Backstage, on a side wall three feet higher than one could reach, there was in April another smaller, gallery of similar mementoes, sepia and dusty, glass and frames broken by some spear passing along from stage to scenery dock. I clambered up and stole Alec Clunes's photo. In 1957 I had begged his autograph when he was playing Caliban. He shrugged off my enthusiasm for his performance with an oath against the monstrous sweaty rubber suit Peter Brook had designed for him. In 1976, the auditorium is air conditioned for the first time and despite its spotlights was a cool refuge from the July-baked canteen.
I had spotted Clunes at a company cricket match. The men batted left-handed and the actresses bowled underarm. Dame Peggy, my beloved Imogen, was caught three times but refused to be out. Byam Shaw (the other captain) fielded imperturbably in the slips, in a deck chair. This year, a less larky team from the company slaughtered local Sunday sides. Sir Frank Benson installed the sporting tradition when he ran his annual Shakespeare Festival in Stratford across the turn of the century.

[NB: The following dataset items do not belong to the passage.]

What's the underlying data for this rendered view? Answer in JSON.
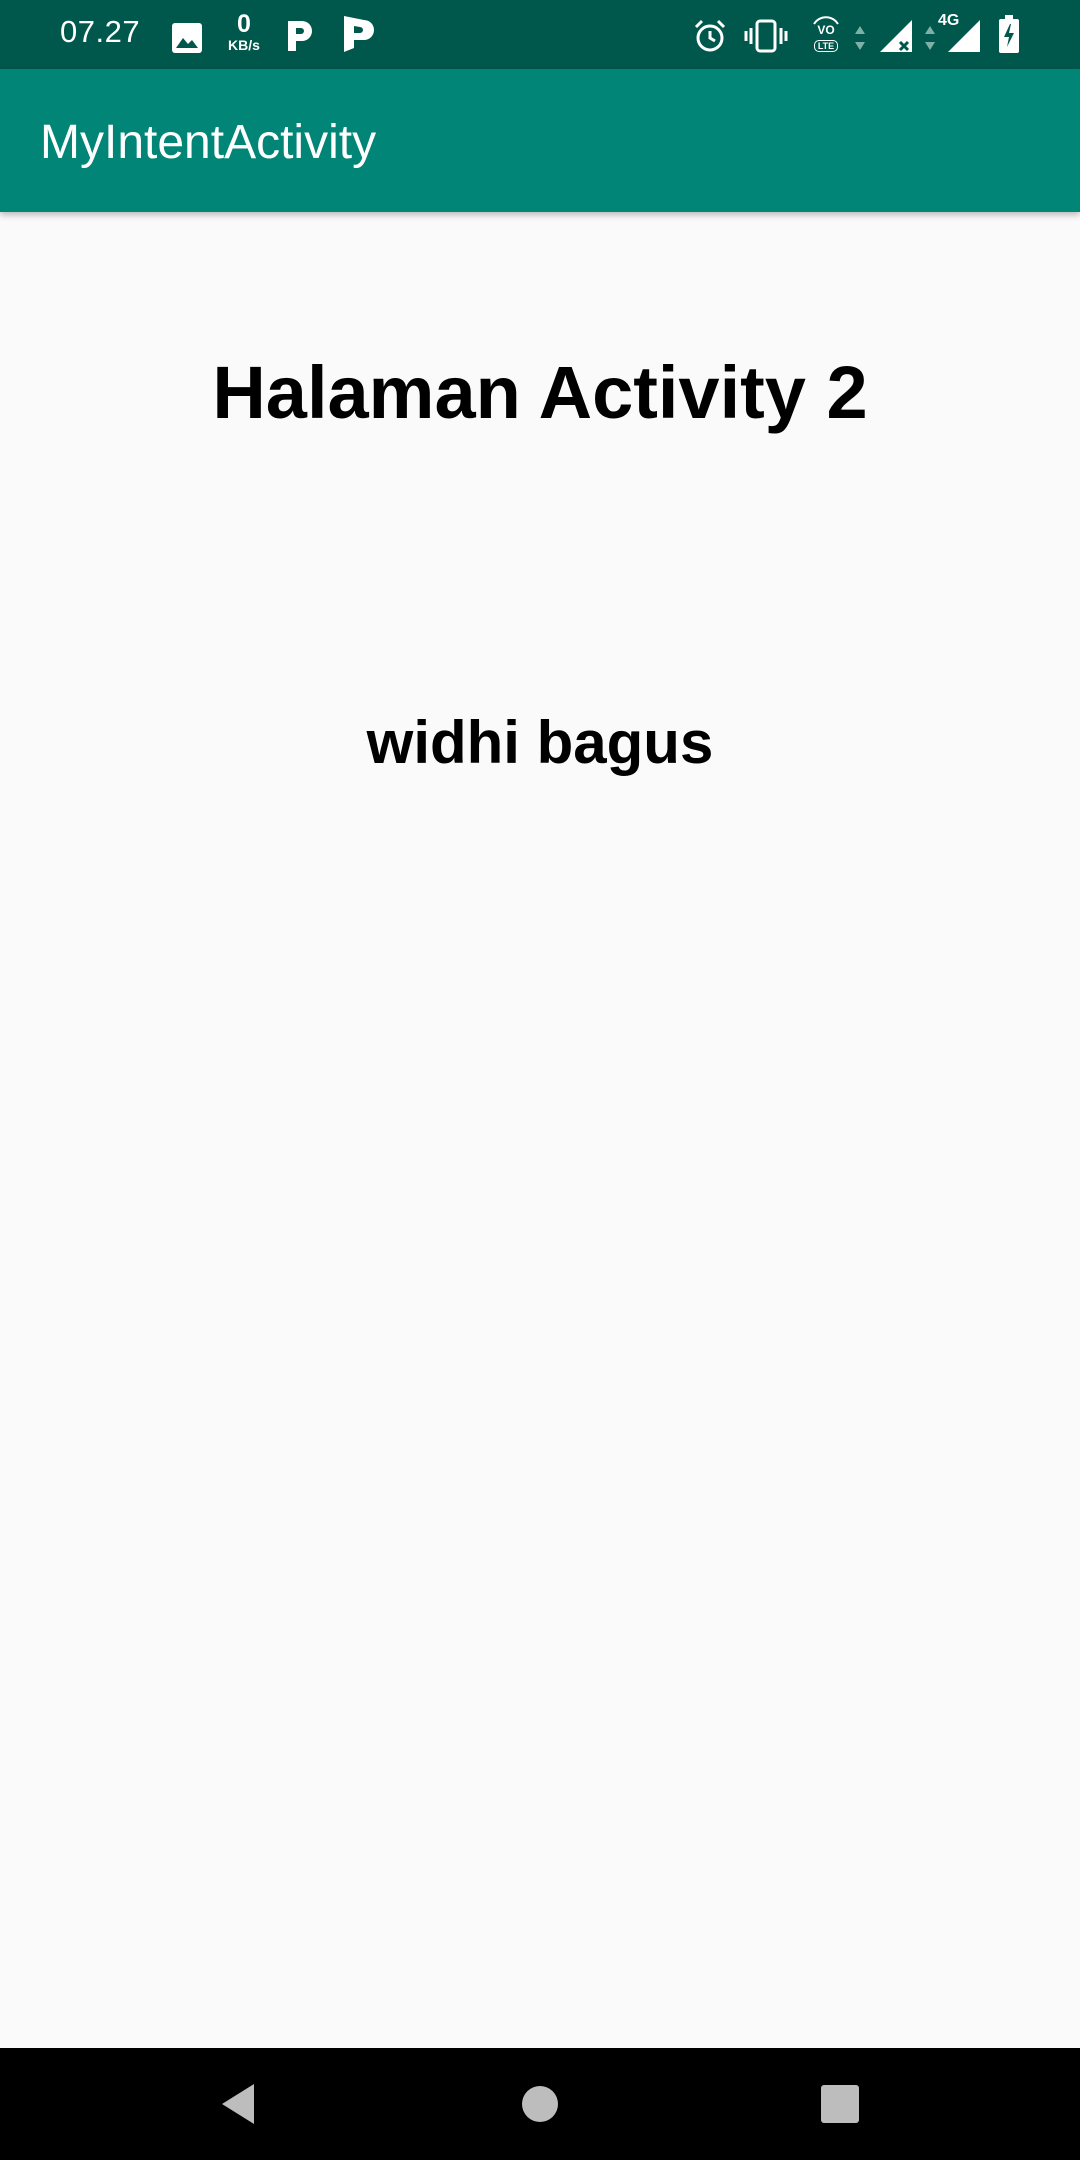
{
  "status_bar": {
    "time": "07.27",
    "network_speed_value": "0",
    "network_speed_unit": "KB/s",
    "volte_label": "VO",
    "lte_label": "LTE",
    "network_type": "4G",
    "icons": [
      "image-icon",
      "parking-icon",
      "parking-flag-icon",
      "alarm-icon",
      "vibrate-icon",
      "volte-icon",
      "signal-icon",
      "signal-no-data-icon",
      "battery-charging-icon"
    ]
  },
  "app_bar": {
    "title": "MyIntentActivity",
    "color": "#008577",
    "status_color": "#00574b"
  },
  "content": {
    "heading": "Halaman Activity 2",
    "received_name": "widhi bagus"
  },
  "nav_bar": {
    "buttons": [
      "back-icon",
      "home-icon",
      "recents-icon"
    ]
  }
}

Reputedly he was as likely to cast his actors for their cricketing as for their histrionic prowess. “Wanted one stalwart to assay Ferdinand, Orsino and open the batting".
Before Benson and his gentlemen players, there was David Garrick who opened the first Shakespeare celebrations in 1764 with odes, songs and dances, in His praise, though precious little of the plays themselves. Before him, Stratford was its market, centre of the Vale of Evesham farmlands, its one bridge over the Avon linking with London and the south. Across this bridge returned Shakespeare about 1610 to buy New Place for his family and his retirement. The house is now collapsed into a garden of ruins. There The Winter's Tale must have been written and a 100 yards down Chapel Street we now perform it. That association means little to me.
But before Shakespeare left Stratford to become a man of the theatre in London, players had strolled into his home town for one-night stands during the plague months when public assemblies were banned in the capital. Edward Alleyn (the first Tamburlaine and Dr Faustus) toured here as a young actor. Richard Tarleton played the fool here. Before he wrote a line Shakespeare could have seen the most celebrated entertainers of his age. For that alone, there should always be actors in Stratford.